Kinder Morgan has lease agreements with the federal government to extract CO2 under private land. So-called split estates, where the surface is private but the underground minerals are sold to another party, can cause headaches for landowners and regulators.
To minimize impacts, surface-use agreements are negotiated between Kinder Morgan and landowners to compensate for impacts of infrastructure development such as wells, pipelines, compressor stations and transmission lines.
Landowner benefits can include cash payments, easements agreements, new and upgraded roads, compensation for crop loss, fence construction, and strategies to avoid industry impacts on farm and ranch operations.
Baxter said Kinder Morgan lawyers have told him the standard for surface-use agreements is that they are done in good faith and are carried out “to a reasonable degree.”
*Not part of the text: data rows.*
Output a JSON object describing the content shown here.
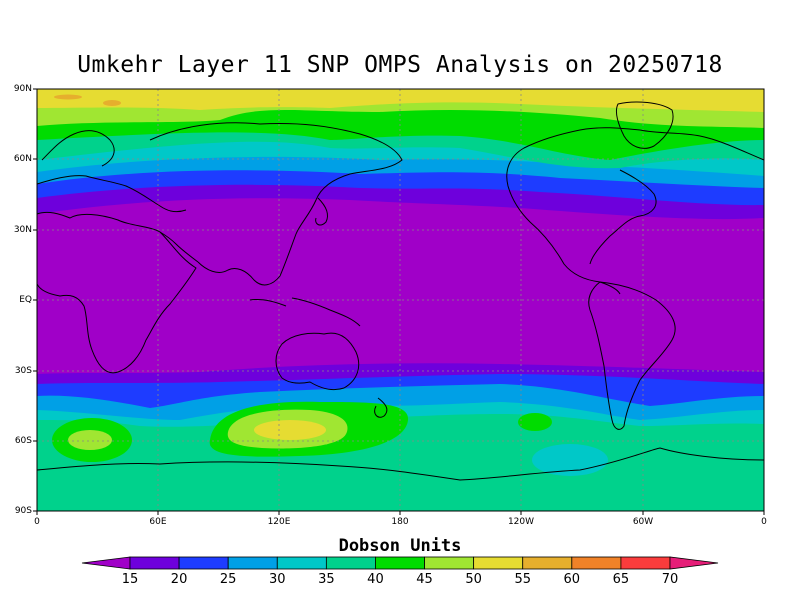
{
  "title": "Umkehr Layer 11 SNP OMPS Analysis on 20250718",
  "units_label": "Dobson Units",
  "y_ticks": [
    "90N",
    "60N",
    "30N",
    "EQ",
    "30S",
    "60S",
    "90S"
  ],
  "x_ticks": [
    "0",
    "60E",
    "120E",
    "180",
    "120W",
    "60W",
    "0"
  ],
  "colorbar": {
    "labels": [
      "15",
      "20",
      "25",
      "30",
      "35",
      "40",
      "45",
      "50",
      "55",
      "60",
      "65",
      "70"
    ],
    "colors": [
      "#a000c8",
      "#6e00dc",
      "#1e3cff",
      "#00a0e6",
      "#00c8c8",
      "#00d28c",
      "#00dc00",
      "#a0e632",
      "#e6dc32",
      "#e6af2d",
      "#f08228",
      "#fa3c3c",
      "#e61e78"
    ]
  }
}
“Kinder Morgan could ask for judicial review. It would come down to what a judge determines is reasonable,” he said.
Landowners are critical of a Kinder Morgan proposal to install 10 miles of overhead transmission lines along county roads BB, CC, and 10 to power cluster facilities. They are pushing for them to be buried or to take a more direct route across BLM land that avoids private land.
As of Monday, none of the 21 landowners had signed surface-use agreements, creating a potential legal showdown between farmers and oil-and-gas developers.
To take a more direct route across a BLM canyon “would take two years to obtain the permits,” said Phil Kennedy, of Kinder Morgan. “Burying the line would more than double our costs.”
He said accommodations are being made to minimize impacts on farming, including placement of power poles to avoid center-pivot irrigation operations.
Commissioner Keenan Ertel urged both sides to continue negotiations.
“Landowners need to meet at the table, but I’m concerned about how Kinder Morgan is going about this. They’re riding the backs of private landowners because the BLM is too difficult,” he said. “Farming operations need to continue unimpeded, that is the right thing to do.”